Com base neste quadro institucional, o setor privado deve desenvolver a sua atividade contribuindo com esforço de investimento e capacidade de execução, mas também conhecimento e inovação, com um horizonte a médio e longo prazo, com o objetivo final de alcançar estes fins de interesse geral da forma mais eficiente possível num contexto competitivo e favorável ao investimento.
A transição verde requer investimento em novas instalações e infra-estruturas e, por conseguinte, processos de revisão ambiental.
Os números relativos ao investimento necessário são elevados: o Plano Nacional Integrado de Energia e Clima (2019) prevê 240 000 milhões de euros só para a transição energética. De acordo com o acima exposto, estima-se que o setor público terá de investir cerca de 50 000 milhões de euros (principalmente infraestruturas e subsídios), enquanto o setor privado deverá fornecer a maior parte do esforço de investimento, com cerca de 190 000 milhões de euros. A correta interligação entre o público e o privado determinará se essas previsões podem ser realizadas, em particular, com base numa conceção adequada de subsídios e infraestruturas que assegure a máxima indução do investimento privado.
As parcerias público-privadas podem ser implementadas através de uma variedade de canais e ferramentas jurídicas. É importante que os instrumentos legais necessários existam e sejam acessíveis. Outros países aplicam, há muito tempo, fórmulas que permitem, com as salvaguardas necessárias, uma colaboração estreita e construtiva entre os setores público e privado: considere-se os procedimentos de concurso de “livros abertos” ou a possibilidade de o setor privado fazer propostas para projetos futuros (“iniciativas privadas”) em áreas onde existe interesse público e rentabilidade suficiente para o investidor. Entretanto, em Espanha, a mera adjudicação de concessões comuns há muito que se tornou praticamente inviável, uma vez que tem sido condicionada ou dificultada por requisitos regulamentares de utilidade pública questionável.
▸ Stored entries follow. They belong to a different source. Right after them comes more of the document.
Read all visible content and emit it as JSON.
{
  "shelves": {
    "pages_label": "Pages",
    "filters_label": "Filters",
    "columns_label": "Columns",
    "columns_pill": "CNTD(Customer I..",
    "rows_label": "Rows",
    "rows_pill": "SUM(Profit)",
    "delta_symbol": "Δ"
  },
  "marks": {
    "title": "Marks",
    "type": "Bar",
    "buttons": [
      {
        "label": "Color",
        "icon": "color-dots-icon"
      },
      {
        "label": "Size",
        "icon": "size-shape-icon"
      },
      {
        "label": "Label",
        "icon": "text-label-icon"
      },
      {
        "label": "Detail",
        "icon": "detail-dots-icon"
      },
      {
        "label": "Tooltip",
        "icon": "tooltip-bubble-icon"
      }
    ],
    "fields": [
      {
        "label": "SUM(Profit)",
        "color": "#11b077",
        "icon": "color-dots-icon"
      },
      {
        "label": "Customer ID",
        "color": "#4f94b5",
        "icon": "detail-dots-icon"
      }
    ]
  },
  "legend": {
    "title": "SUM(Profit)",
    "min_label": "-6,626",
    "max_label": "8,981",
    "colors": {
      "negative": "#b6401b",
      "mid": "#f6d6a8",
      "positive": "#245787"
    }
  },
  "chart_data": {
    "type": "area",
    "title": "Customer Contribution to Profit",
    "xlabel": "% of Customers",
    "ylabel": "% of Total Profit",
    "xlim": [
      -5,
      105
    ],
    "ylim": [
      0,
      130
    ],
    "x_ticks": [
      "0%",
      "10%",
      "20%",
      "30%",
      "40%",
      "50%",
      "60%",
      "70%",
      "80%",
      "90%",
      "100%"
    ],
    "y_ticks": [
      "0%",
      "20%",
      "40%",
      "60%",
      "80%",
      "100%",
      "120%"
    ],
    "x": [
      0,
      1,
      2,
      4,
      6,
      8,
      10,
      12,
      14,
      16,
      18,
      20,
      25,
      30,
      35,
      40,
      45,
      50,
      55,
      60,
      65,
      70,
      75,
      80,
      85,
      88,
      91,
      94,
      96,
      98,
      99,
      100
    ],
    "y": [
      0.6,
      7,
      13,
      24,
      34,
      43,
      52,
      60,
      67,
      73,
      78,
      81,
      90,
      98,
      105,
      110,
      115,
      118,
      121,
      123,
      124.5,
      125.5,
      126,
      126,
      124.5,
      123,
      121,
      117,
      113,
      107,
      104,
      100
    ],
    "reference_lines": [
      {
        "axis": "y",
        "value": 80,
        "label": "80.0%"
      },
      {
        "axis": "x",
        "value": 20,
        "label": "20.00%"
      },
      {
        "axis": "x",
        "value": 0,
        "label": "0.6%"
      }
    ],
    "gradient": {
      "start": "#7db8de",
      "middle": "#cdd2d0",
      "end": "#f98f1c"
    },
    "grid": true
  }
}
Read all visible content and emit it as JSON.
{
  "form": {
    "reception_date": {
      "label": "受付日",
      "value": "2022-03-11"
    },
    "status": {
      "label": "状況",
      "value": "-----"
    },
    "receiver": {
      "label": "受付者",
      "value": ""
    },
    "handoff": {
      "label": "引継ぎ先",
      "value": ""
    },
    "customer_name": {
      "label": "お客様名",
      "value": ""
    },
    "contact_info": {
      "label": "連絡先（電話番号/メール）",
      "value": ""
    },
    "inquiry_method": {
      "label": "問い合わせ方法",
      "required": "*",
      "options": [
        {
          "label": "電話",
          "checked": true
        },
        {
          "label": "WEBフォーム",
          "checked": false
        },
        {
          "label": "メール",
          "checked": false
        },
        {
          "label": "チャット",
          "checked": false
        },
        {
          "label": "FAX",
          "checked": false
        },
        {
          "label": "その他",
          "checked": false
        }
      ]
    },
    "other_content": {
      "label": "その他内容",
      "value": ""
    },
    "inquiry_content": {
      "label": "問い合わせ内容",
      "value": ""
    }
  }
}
Por último, a transição ecológica requer investimento em novas instalações e infraestruturas e, por conseguinte, processos de revisão ambiental. É essencial que estes sejam aplicados com rigor e seriedade: Espanha é um país com uma grande riqueza natural que é imprescindível preservar. É igualmente necessário que esses processos internalizem o impacto ambiental do investimento para prevenir as alterações climáticas, cujo efeito protetor ambiental a médio e longo prazo é indubitável. Isto exige que estes processos de revisão ambiental sejam associados a recursos humanos e materiais proporcionais à importância e urgência do desafio climático-ambiental e que sejam assegurados tempos de processamento razoáveis. Não devemos associar o rigor necessário destes processos a atrasos no tempo necessário para a sua resolução; é possível realizar análises ambientais exigentes ou mais dentro de prazos razoáveis se estiverem disponíveis os recursos necessários para os mesmos.
A colaboração público-privada deve procurar “o melhor dos dois mundos”. A simbiose do funcionamento público e privado independente, mas colaborativa.
Em suma, a colaboração público-privada deve procurar “o melhor dos dois mundos”. A simbiose do funcionamento público e privado independente, mas colaborativa. Cada um dos agentes contribuirá com o seu potencial de modo a alcançar as maiores sinergias possíveis entre eles. Estes foram os alicerces sobre os quais se construiu a posição da Europa em matéria climática, e a sua continuidade e o seu reforço serão também fundamentais para assegurar que a próxima fase da transição ecológica (ainda mais delicada do que a anterior) decorra de forma suave e eficaz.